Homily August 5th, 2023 

Saturday of the Seventeenth Week in Ordinary Time – Mt 14:1-12

Today’s Gospel recounts for us the death of John the Baptist. Matthew’s Gospel, along with Mark’s account of the event, gives us some profound insights into Herod’s character, insights that can help us to grow in our spiritual lives.

The context for the event is interesting: the people are talking about Jesus, and who He might be. Herod insists that He is John, come back from the dead, and then the evangelists proceed to tell us exactly how John died, as though the event wouldn’t have been mentioned had it not been for Herod’s worries. Herod speaks of the execution as a past event, but it’s clear it has just taken place, since Mark’s account ends with John’s disciples informing Christ of what has happened, and Jesus leaving for a deserted area. On the surface, it seems like Herod is simply a blood-thirsty, heartless ruler. Yet, the Gospels point out in three different ways that his execution of John the Baptist deeply affected him and offered him a moment for conversion.

First, Herod’s admission that Jesus “is John the Baptist. He has been raised from the dead,” is already a profound change. As a Sadducee, Herod didn’t believe in the resurrection; the events surrounding John’s death have made him re-consider. Secondly, in Mark’s version, Herod claims that Jesus “is John whom I beheaded”; here, there is an added emphasis on the subject. Although the verb “beheaded” already implicitly contains the subject, Herod makes it explicit, as if to say: “I, I beheaded.” Herod recognizes his guilt, in the sense that he accepts that he is the one responsible for John’s death. Thirdly, while in jail, Herod feared John, a strange situation considering that in prison, away from everyone, John was completely harmless. When the king asks for John’s head, Matthew tells us that he is “distressed,” and Mark tells us that he is “deeply disturbed.” The Greek word here is literally “severe sorrow or grief,” or, for Mark, “engulfed in sorrow.” It was a moment of profound anguish.

All of these details indicate that Herod was set up for conversion, that his conscience was awakening. However, in the end, he simply took a seat, and waited for Jesus to come to him. When that time came, Jesus didn’t say a word. Notice that Herod was given a ton of opportunities for conversion: John warned him, Herod felt fear, and then sorrow, and then worry. All of these things were gifts that God gave him to try to call him back. Yet, for Herod, these things never made him move beyond mere curiosity; he never concerned himself with the dirty work of conversion.

We can ask ourselves what prevented his conversion: first, we have Herod’s curiosity. Aquinas defines curiosity as an excessive, unfocused, and undirected search for knowledge. In Herod’s case, he wanted to meet Jesus, and we know that he liked to listen to John, but without pondering profoundly the truths the Baptist preached. Knowledge must be directed to God. Another vice that prevented Herod’s conversion was his lust; lust is what got him into difficulties in the first place. Presumably Herodias’s daughter wasn’t dancing ballet. Overcome by his passions, Herod makes the vain promise which he later must keep.

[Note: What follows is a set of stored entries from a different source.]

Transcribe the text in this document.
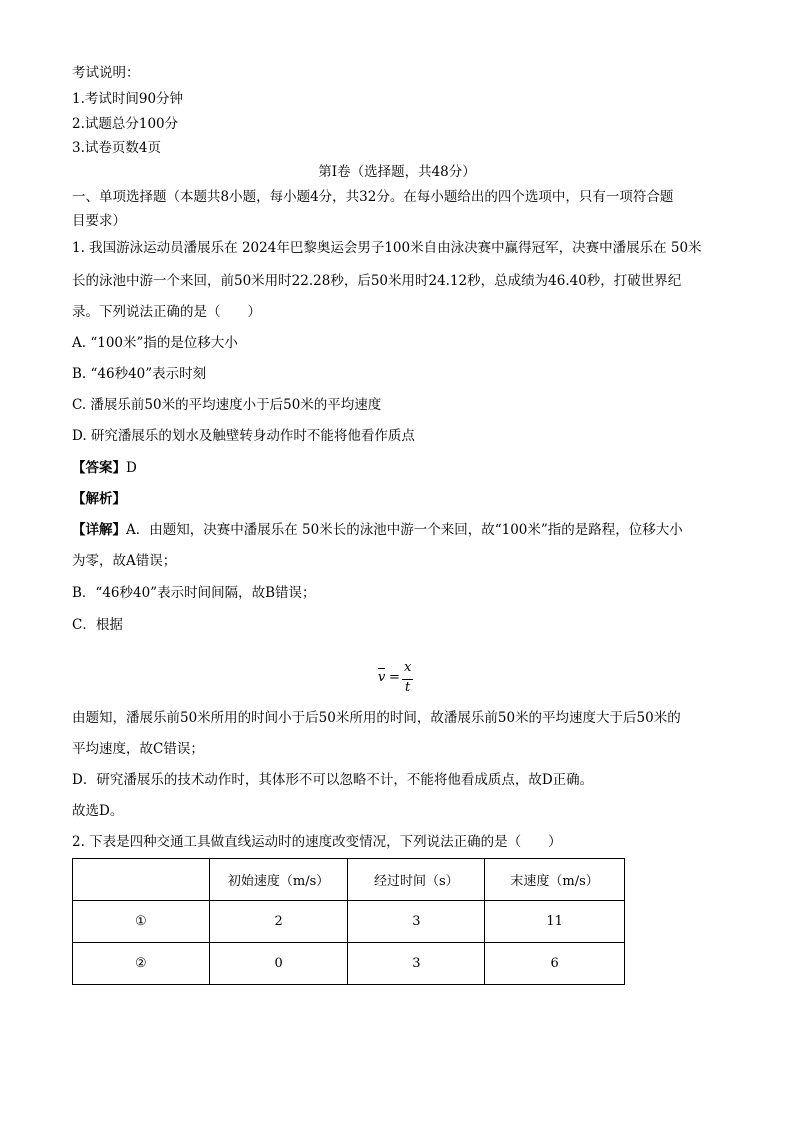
考试说明：
1.考试时间90分钟
2.试题总分100分
3.试卷页数4页
第Ⅰ卷（选择题，共48分）
一、单项选择题（本题共8小题，每小题4分，共32分。在每小题给出的四个选项中，只有一项符合题
目要求）
1. 我国游泳运动员潘展乐在 2024年巴黎奥运会男子100米自由泳决赛中赢得冠军，决赛中潘展乐在 50米
长的泳池中游一个来回，前50米用时22.28秒，后50米用时24.12秒，总成绩为46.40秒，打破世界纪
录。下列说法正确的是（　　）
A. “100米”指的是位移大小
B. “46秒40”表示时刻
C. 潘展乐前50米的平均速度小于后50米的平均速度
D. 研究潘展乐的划水及触壁转身动作时不能将他看作质点
【答案】D
【解析】
【详解】A．由题知，决赛中潘展乐在 50米长的泳池中游一个来回，故“100米”指的是路程，位移大小
为零，故A错误；
B．“46秒40”表示时间间隔，故B错误；
C．根据
v =
x
t
由题知，潘展乐前50米所用的时间小于后50米所用的时间，故潘展乐前50米的平均速度大于后50米的
平均速度，故C错误；
D．研究潘展乐的技术动作时，其体形不可以忽略不计，不能将他看成质点，故D正确。
故选D。
2. 下表是四种交通工具做直线运动时的速度改变情况，下列说法正确的是（　　）
	初始速度（m/s）	经过时间（s）	末速度（m/s）
①	2	3	11
②	0	3	6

In our lives, too, God offers us opportunity after opportunity to purify ourselves from our attachments, from our desires, from our preferences and opinions. Day after day He calls to us. How do we respond? Are we even listening to the Lord, asking Him what He wants from us?

Today, let us ask, through the intercession of Mary, Mother of All Saints, for the grace of true conversion, to not simply stop when we are “ok,” but to really seek to do God’s will in everything and at all times.